Ding, Yew
(2016)
Pathways to frailty and its adverse outcomes: evidence from the English longitudinal study of ageing.
PhD thesis, London School of Economics and Political Science.
Abstract
Frailty affects 10% of adults aged 65 years and older. It denotes loss of an individual’s body reserves, which increases vulnerability to developing adverse health outcomes such as death, disability, and institutionalization. Consequently, frailty has been described as the most problematic expression of ageing. Having good understanding of specific conditions influencing development of frailty and its effects holds the key to slowing its progression and mitigating its adverse outcomes. To this end, pathways to frailty and its adverse outcomes are the focus of my thesis. I begin with a literature review to assemble evidence on frailty pathways and instruments. Guided by this evidence and using the working framework of the Canadian Initiative on Frailty and Aging as the template, frailty pathways incorporating physical, psychological, and social conditions are conceptualized. Arguing that narrower physical frailty specifications are more suitable for investigating these pathways, I develop them based on the frailty phenotype.

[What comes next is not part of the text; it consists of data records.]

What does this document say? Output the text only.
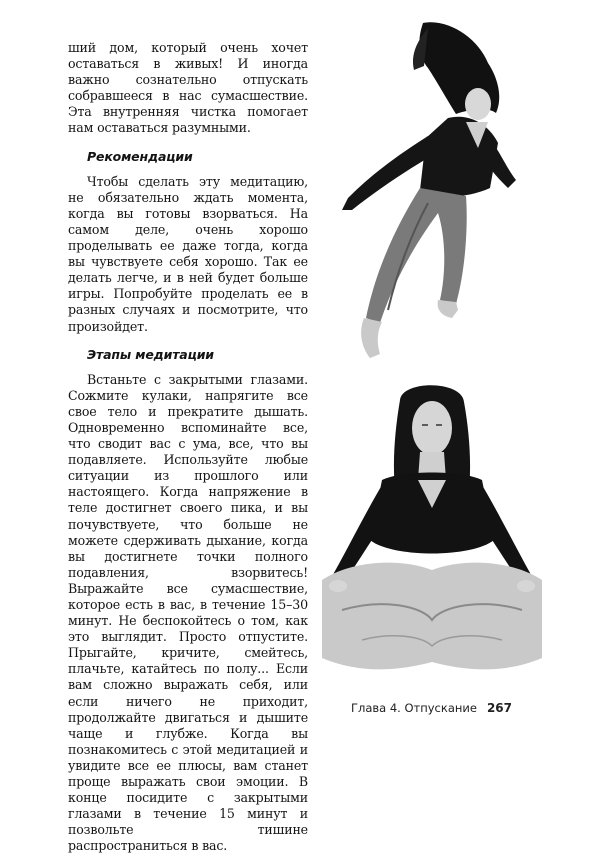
ший дом, который очень хочет оставаться в живых! И иногда важно сознательно отпускать собравшееся в нас сумасшествие. Эта внутренняя чистка помогает нам оставаться разумными.

Рекомендации

Чтобы сделать эту медитацию, не обязательно ждать момента, когда вы готовы взорваться. На самом деле, очень хорошо проделывать ее даже тогда, когда вы чувствуете себя хорошо. Так ее делать легче, и в ней будет больше игры. Попробуйте проделать ее в разных случаях и посмотрите, что произойдет.

Этапы медитации

Встаньте с закрытыми глазами. Сожмите кулаки, напрягите все свое тело и прекратите дышать. Одновременно вспоминайте все, что сводит вас с ума, все, что вы подавляете. Используйте любые ситуации из прошлого или настоящего. Когда напряжение в теле достигнет своего пика, и вы почувствуете, что больше не можете сдерживать дыхание, когда вы достигнете точки полного подавления, взорвитесь! Выражайте все сумасшествие, которое есть в вас, в течение 15–30 минут. Не беспокойтесь о том, как это выглядит. Просто отпустите. Прыгайте, кричите, смейтесь, плачьте, катайтесь по полу... Если вам сложно выражать себя, или если ничего не приходит, продолжайте двигаться и дышите чаще и глубже. Когда вы познакомитесь с этой медитацией и увидите все ее плюсы, вам станет проще выражать свои эмоции. В конце посидите с закрытыми глазами в течение 15 минут и позвольте тишине распространиться в вас.

Глава 4. Отпускание 267
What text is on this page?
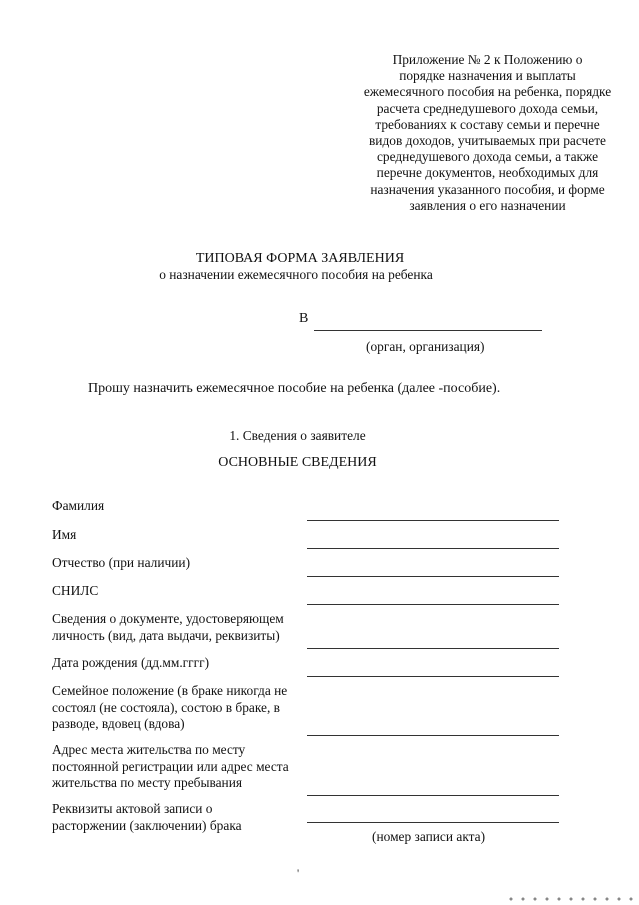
Приложение № 2 к Положению о
порядке назначения и выплаты
ежемесячного пособия на ребенка, порядке
расчета среднедушевого дохода семьи,
требованиях к составу семьи и перечне
видов доходов, учитываемых при расчете
среднедушевого дохода семьи, а также
перечне документов, необходимых для
назначения указанного пособия, и форме
заявления о его назначении
ТИПОВАЯ ФОРМА ЗАЯВЛЕНИЯ
о назначении ежемесячного пособия на ребенка
В
(орган, организация)
Прошу назначить ежемесячное пособие на ребенка (далее -пособие).
1. Сведения о заявителе
ОСНОВНЫЕ СВЕДЕНИЯ
Фамилия
Имя
Отчество (при наличии)
СНИЛС
Сведения о документе, удостоверяющем
личность (вид, дата выдачи, реквизиты)
Дата рождения (дд.мм.гггг)
Семейное положение (в браке никогда не
состоял (не состояла), состою в браке, в
разводе, вдовец (вдова)
Адрес места жительства по месту
постоянной регистрации или адрес места
жительства по месту пребывания
Реквизиты актовой записи о
расторжении (заключении) брака
(номер записи акта)
'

In my first two papers, I use data of 4,638 respondents aged 65 to 89 years from the English Longitudinal Study of Ageing to demonstrate construct, concurrent, and predictive validity of two physical frailty specifications. Adopting the specification with three indicators for latent growth curve analysis in my third paper, I show that chronic disease, allostatic load, low physical activity, cognitive impairment, depressive symptoms, poor social support, and poor social integration are predictors, mediators, or moderators on pathways to physical frailty. In my fourth paper, discrete time survival analysis reveals that low physical activity and cognitive impairment are mediators on pathways from physical frailty to death. In my fifth paper, autoregressive cross-lagged analyses demonstrate that these two conditions and depressive symptoms are mediators on pathways from physical frailty to activity limitation. All these conditions represent potentially modifiable targets for population-level interventions to address physical frailty in older people.